Morte de Ihor. Ex-diretora nacional do SEF faltou a julgamento. Vai ser ameaçada de detenção
Era o depoimento mais aguardado desta terça-feira, mas não aconteceu: Ana Cristina Batista Gatões, ex-diretora nacional do extinto Serviço de Estrangeiros e Fronteiras (SEF), arrolada como testemunha da acusação, não compareceu no Juízo Criminal de Lisboa nem deu qualquer justificação para a ausência.
A juíza Hortense Martins, que preside a este segundo julgamento sobre a morte de Ihor Homeniuk - no primeiro, que se iniciou em 2021, foram condenados a nove anos de prisão três inspetores do SEF, por terem agredido e deixado algemado durante oito horas o cidadão ucraniano - ordenou que a testemunha faltosa seja agora notificada por órgão de polícia criminal para se apresentar no tribunal. A magistrada determinou ainda que a ex-diretora do SEF seja expressamente advertida de que se voltar a faltar serão emitidos “os competentes mandados de detenção” - ou seja, que será procurada para ser detida e conduzida ao tribunal.

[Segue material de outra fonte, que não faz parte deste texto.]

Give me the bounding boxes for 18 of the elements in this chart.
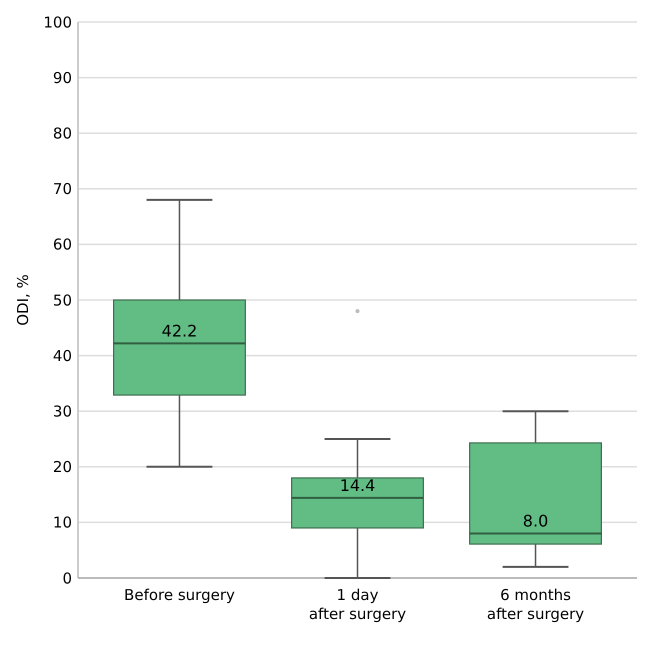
y-tick-label: 90 <box>52 68 72 87</box>
x-tick-label: 1 day after surgery <box>308 586 406 623</box>
annotation: 8.0 <box>522 512 548 531</box>
annotation: 42.2 <box>162 321 198 340</box>
y-tick-label: 0 <box>62 569 72 588</box>
x-tick-label: 6 months after surgery <box>486 586 584 623</box>
y-tick-label: 20 <box>52 458 72 476</box>
y-tick-label: 50 <box>52 291 72 310</box>
y-axis-title: ODI, % <box>14 274 32 326</box>
x-tick-label: Before surgery <box>124 586 236 604</box>
y-tick-label: 80 <box>52 124 72 142</box>
y-tick-label: 70 <box>52 180 72 198</box>
y-tick-label: 40 <box>52 346 72 365</box>
annotation: 14.4 <box>340 476 376 495</box>
y-tick-label: 100 <box>43 13 72 32</box>
y-tick-label: 10 <box>52 514 72 532</box>
y-tick-label: 60 <box>52 236 72 254</box>
y-tick-label: 30 <box>52 402 72 420</box>
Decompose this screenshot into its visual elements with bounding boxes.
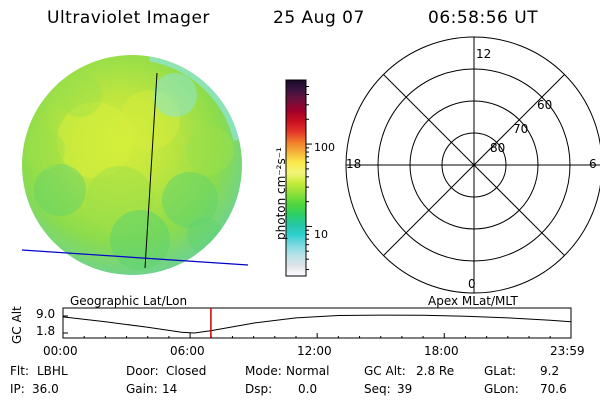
status-glon-value: 70.6 bbox=[540, 382, 567, 396]
status-gain-value: 14 bbox=[162, 382, 178, 396]
disk-intensity-patch bbox=[153, 73, 197, 117]
mlat-label-60: 60 bbox=[537, 98, 553, 112]
uv-image-disk bbox=[21, 55, 249, 275]
colorbar-tick-100: 100 bbox=[314, 141, 335, 154]
status-seq-label: Seq: bbox=[364, 382, 391, 396]
colorbar-tick-10: 10 bbox=[314, 228, 328, 241]
status-door-value: Closed bbox=[166, 364, 207, 378]
orbit-xtick-2359: 23:59 bbox=[550, 344, 585, 358]
status-gain-label: Gain: bbox=[126, 382, 158, 396]
mlt-label-18: 18 bbox=[346, 157, 362, 171]
status-dsp-label: Dsp: bbox=[245, 382, 273, 396]
status-mode-value: Normal bbox=[286, 364, 330, 378]
mlat-label-80: 80 bbox=[490, 141, 506, 155]
status-ip-label: IP: bbox=[10, 382, 25, 396]
polar-panel-label: Apex MLat/MLT bbox=[428, 294, 518, 308]
mlt-label-6: 6 bbox=[589, 157, 597, 171]
status-ip-value: 36.0 bbox=[32, 382, 59, 396]
status-gcalt-value: 2.8 Re bbox=[416, 364, 455, 378]
status-glat-value: 9.2 bbox=[540, 364, 560, 378]
status-flt-value: LBHL bbox=[37, 364, 68, 378]
orbit-ytick-9: 9.0 bbox=[36, 307, 56, 321]
mlat-label-70: 70 bbox=[513, 122, 529, 136]
status-glon-label: GLon: bbox=[484, 382, 519, 396]
disk-intensity-patch bbox=[186, 126, 234, 174]
orbit-plot bbox=[62, 307, 572, 339]
status-door-label: Door: bbox=[126, 364, 159, 378]
meridian-grid-line bbox=[144, 72, 158, 269]
image-panel-label: Geographic Lat/Lon bbox=[70, 294, 188, 308]
disk-intensity-patch bbox=[34, 164, 86, 216]
orbit-altitude-trace bbox=[62, 314, 571, 334]
status-glat-label: GLat: bbox=[484, 364, 517, 378]
status-mode-label: Mode: bbox=[245, 364, 282, 378]
observation-date: 25 Aug 07 bbox=[273, 8, 365, 28]
polar-plot bbox=[345, 36, 600, 294]
disk-limb-glow bbox=[149, 55, 242, 142]
disk-intensity-patch bbox=[187, 217, 223, 253]
orbit-ytick-1-8: 1.8 bbox=[36, 324, 56, 338]
disk-intensity-patch bbox=[57, 102, 133, 178]
observation-time: 06:58:56 UT bbox=[428, 8, 539, 28]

Como o DN noticiou, o Ministério Público (MP) ponderou acusar Gatões do crime de denegação de justiça e prevaricação pelo facto de não ter, como era sua obrigação, comunicado a morte de Ihor à Inspeção Geral da Administração Interna (IGAI) mal teve dela conhecimento. Quando ocorre uma morte em custódia, os responsáveis policiais têm de avisar de imediato a autoridade judiciária (MP), a IGAI e a família (neste caso a Embaixada da Ucrânia). Tanto o MP como a representação diplomática foram notificados por um inspetor do SEF no dia do óbito, mas a IGAI só seria avisada oficialmente a 17 de março (Gatões diz que a 16 de março ligou à inspetora geral da Administração Interna, Anabela Cabral Teixeira, e lhe comunicou o facto).
A justificação da ex-diretora nacional para só ter notificado a IGAI cinco dias depois é que quereria perceber se tinha havido “maus-tratos ou violência”. No entanto, não ordenou qualquer averiguação interna; limitou-se a pedir ao responsável pelo SEF do aeroporto de Lisboa, o diretor de Fronteiras de Lisboa António Sérgio Henriques - um dos cinco arguidos neste processo, acusado de ter agido de modo a encobrir o crime -, que fosse ver o que se tinha passado e lhe reportasse.
O MP acabou por considerar que não se justificava acusar Gatões. Porém há grande expectativa em relação ao seu testemunho, nomeadamente por ter afirmado que só a 30 de março, quando os três inspetores foram presos por se suspeitar de que tinham matado Ihor, teve conhecimento do que qualificou como “um caso de tortura”. Gatões declarou-se “enganada” - responsabilizando assim Sérgio Henriques, que até agora não depôs no julgamento.
Além de Gatões, deveria ter sido ouvido na sessão desta terça o ex-responsável pelo departamento de Inspeção do SEF, o inspetor coordenador João Ataíde, a quem a então diretora terá pedido para visionar as imagens de videovigilância do centro de detenção do SEF no aeroporto de Lisboa (onde Ihor morreu).